In the scene above, Sarah, while trying to take aim at a special force’s aircraft, suddenly reminisces about past times with Gokul. As she does the action dips away, almost into a dreamlike quality, a frozen living moment and McFarlane’s heavy electric guitars continue to spill over her recollections of a time gone by, all while the scene almost moves in static slow motion. This is something you just wouldn't see in a live action film - pounding metal guitars over a tender moment. But it all works brilliantly for me.
The action is almost broken down into literally motion pictures. Static images moved over each other on layers to create dynamic action - Sengoku here flies motionless towards camera, while his car speeds through the air perpendicular to him. Again, I love the touches of the streaks of tire smoke, peeling off the wheels. The creators never giving up an opportunity to add action or visual interest into the image. The blocking, choreography, framing, at almost every turn would be impossible to achieve in a live action film - because you have random chance, the effect of real wind machines, the expression of the actor’s faces, the effect of trying to photograph a real world location, the thousands of ways the light would actually move across someone’s glasses. To get anything close, you’d have to augment it all so heavily with CGI you might as well animate it. I think this would be an amazing experiment - to try to achieve this style in live action.
This approach gives the whole series a propulsive, expressionistic quality. Flashing lights explode behind a character as they uppercut a man/machine hybrid with psychic powers, debris seems to float mid-air while an evil soldier dies in slow motion, a woman’s hair billows rhythmically, as if alive, while she levitates behind a cracking window. The animation choices set us in this hard edged future world, expressing the environment and the inner feelings of the characters in such a balls to the wall way you can’t help but love it. It’s emotion wrought into being with ink and fake light.

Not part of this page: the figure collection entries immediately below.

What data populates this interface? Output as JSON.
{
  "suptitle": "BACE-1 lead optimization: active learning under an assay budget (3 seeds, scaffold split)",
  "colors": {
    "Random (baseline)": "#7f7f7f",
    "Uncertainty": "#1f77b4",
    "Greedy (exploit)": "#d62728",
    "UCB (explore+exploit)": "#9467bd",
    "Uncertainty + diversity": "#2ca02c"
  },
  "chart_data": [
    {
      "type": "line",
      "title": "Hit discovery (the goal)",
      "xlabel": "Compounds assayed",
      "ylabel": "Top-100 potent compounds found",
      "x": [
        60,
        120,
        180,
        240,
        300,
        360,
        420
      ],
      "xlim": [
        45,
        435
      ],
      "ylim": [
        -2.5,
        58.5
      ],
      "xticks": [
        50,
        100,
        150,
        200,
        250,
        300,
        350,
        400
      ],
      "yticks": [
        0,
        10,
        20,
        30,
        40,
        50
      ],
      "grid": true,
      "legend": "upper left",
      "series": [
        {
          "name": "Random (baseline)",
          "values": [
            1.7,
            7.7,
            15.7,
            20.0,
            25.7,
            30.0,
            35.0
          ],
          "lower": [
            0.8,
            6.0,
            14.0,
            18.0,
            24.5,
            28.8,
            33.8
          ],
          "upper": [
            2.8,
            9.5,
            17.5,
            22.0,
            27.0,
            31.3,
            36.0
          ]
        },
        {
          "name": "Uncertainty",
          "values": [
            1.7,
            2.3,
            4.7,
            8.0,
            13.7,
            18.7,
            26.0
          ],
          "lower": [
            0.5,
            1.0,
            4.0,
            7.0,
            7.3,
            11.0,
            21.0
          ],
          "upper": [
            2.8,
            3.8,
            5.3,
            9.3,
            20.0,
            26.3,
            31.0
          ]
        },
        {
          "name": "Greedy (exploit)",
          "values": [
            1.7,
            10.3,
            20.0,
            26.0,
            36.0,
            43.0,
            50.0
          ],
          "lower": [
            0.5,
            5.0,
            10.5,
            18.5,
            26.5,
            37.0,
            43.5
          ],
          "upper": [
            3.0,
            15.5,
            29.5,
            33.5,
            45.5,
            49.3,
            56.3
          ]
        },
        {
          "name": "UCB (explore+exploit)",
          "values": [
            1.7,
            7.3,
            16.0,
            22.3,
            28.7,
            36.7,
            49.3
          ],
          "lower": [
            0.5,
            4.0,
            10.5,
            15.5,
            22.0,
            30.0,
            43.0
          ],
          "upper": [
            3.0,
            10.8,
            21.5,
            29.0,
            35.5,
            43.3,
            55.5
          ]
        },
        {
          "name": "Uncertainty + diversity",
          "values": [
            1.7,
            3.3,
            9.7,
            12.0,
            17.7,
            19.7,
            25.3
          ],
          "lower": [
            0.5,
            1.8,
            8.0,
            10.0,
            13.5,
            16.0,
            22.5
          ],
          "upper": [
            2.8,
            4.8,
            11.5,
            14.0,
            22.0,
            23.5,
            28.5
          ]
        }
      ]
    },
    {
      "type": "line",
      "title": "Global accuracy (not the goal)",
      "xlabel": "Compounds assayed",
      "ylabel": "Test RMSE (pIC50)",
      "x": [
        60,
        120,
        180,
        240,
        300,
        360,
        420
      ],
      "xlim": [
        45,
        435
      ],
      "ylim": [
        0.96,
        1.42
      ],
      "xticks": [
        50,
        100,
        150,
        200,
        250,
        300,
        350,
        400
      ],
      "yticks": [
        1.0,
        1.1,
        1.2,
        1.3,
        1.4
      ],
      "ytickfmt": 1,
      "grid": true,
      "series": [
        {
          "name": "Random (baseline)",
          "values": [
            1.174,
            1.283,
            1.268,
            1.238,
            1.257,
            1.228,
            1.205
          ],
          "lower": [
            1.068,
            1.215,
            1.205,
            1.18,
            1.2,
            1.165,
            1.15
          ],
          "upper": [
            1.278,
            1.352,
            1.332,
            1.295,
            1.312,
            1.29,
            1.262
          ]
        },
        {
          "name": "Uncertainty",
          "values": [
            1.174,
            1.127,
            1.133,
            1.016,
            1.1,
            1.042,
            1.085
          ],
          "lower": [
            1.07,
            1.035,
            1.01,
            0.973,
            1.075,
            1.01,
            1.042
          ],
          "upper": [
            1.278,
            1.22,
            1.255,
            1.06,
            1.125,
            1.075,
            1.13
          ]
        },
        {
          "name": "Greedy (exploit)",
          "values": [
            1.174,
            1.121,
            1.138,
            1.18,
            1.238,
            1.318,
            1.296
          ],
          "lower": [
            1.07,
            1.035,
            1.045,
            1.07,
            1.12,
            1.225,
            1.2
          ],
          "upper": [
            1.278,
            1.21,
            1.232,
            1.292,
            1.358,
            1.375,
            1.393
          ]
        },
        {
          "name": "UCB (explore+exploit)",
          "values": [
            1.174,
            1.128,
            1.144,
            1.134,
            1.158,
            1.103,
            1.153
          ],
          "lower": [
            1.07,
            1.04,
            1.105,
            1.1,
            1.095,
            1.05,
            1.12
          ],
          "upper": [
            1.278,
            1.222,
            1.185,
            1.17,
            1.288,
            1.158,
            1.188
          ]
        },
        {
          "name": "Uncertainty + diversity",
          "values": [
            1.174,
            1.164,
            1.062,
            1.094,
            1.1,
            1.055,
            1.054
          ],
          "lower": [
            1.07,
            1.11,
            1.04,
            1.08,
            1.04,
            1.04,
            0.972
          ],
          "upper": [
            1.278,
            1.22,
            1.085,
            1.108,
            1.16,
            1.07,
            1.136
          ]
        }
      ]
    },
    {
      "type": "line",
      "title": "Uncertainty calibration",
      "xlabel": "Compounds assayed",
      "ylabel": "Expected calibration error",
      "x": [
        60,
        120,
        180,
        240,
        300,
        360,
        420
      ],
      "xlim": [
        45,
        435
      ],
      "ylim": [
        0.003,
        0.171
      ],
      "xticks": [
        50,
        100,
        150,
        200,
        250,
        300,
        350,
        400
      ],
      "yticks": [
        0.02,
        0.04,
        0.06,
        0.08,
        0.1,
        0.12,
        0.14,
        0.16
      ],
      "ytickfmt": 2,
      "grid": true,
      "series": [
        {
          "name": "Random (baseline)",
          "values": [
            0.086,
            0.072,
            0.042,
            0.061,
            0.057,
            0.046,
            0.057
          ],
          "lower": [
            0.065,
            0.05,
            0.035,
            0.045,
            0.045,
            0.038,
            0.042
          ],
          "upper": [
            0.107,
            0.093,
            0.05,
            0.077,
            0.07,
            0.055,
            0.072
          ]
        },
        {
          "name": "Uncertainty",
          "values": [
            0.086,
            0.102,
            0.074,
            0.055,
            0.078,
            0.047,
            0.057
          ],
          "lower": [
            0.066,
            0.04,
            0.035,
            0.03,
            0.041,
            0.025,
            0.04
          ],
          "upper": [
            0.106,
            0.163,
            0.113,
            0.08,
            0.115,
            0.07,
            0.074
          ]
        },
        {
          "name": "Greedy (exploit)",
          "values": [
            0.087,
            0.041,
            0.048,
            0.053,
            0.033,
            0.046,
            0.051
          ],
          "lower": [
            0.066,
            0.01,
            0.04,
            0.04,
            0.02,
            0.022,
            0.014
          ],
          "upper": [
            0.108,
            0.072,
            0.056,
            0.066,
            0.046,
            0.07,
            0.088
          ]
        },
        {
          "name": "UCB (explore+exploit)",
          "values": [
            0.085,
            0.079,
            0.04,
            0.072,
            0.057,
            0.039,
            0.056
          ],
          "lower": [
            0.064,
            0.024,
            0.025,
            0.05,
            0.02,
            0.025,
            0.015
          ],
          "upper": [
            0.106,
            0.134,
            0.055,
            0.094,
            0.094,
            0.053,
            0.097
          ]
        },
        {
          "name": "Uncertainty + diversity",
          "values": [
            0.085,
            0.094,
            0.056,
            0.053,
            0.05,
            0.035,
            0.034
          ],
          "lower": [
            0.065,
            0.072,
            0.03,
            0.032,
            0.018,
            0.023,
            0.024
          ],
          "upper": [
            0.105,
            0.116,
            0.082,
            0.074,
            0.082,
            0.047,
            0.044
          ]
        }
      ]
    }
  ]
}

All of this is helped in no small part by the excellent score - it drives the whole series, never really letting up and I can’t imagine this very particular vision without the music. I’ve never even attempted to watch it with the original score. I urge you to have a watch and get transported into a punk rock future Tokyo inhabited by characters as tough as the grey gilded city itself.
TL;DR why should I spend approx 2 hrs of my precious life watching this? Get amped up by this future vision of anti-hero crimefighters in a tech noir, heavy metal soaked mash up of action, violence and romanticism.
*Available for free on YouTube - thank you Real Zloebun whoever you are!
Episode One
Episode Two
Episode Three
Fact: The score you’ll hear is still not available on Western DVD releases because of ownership issues. It’s only to be found on the original VHS release in the UK which is what you’ll see in the links above.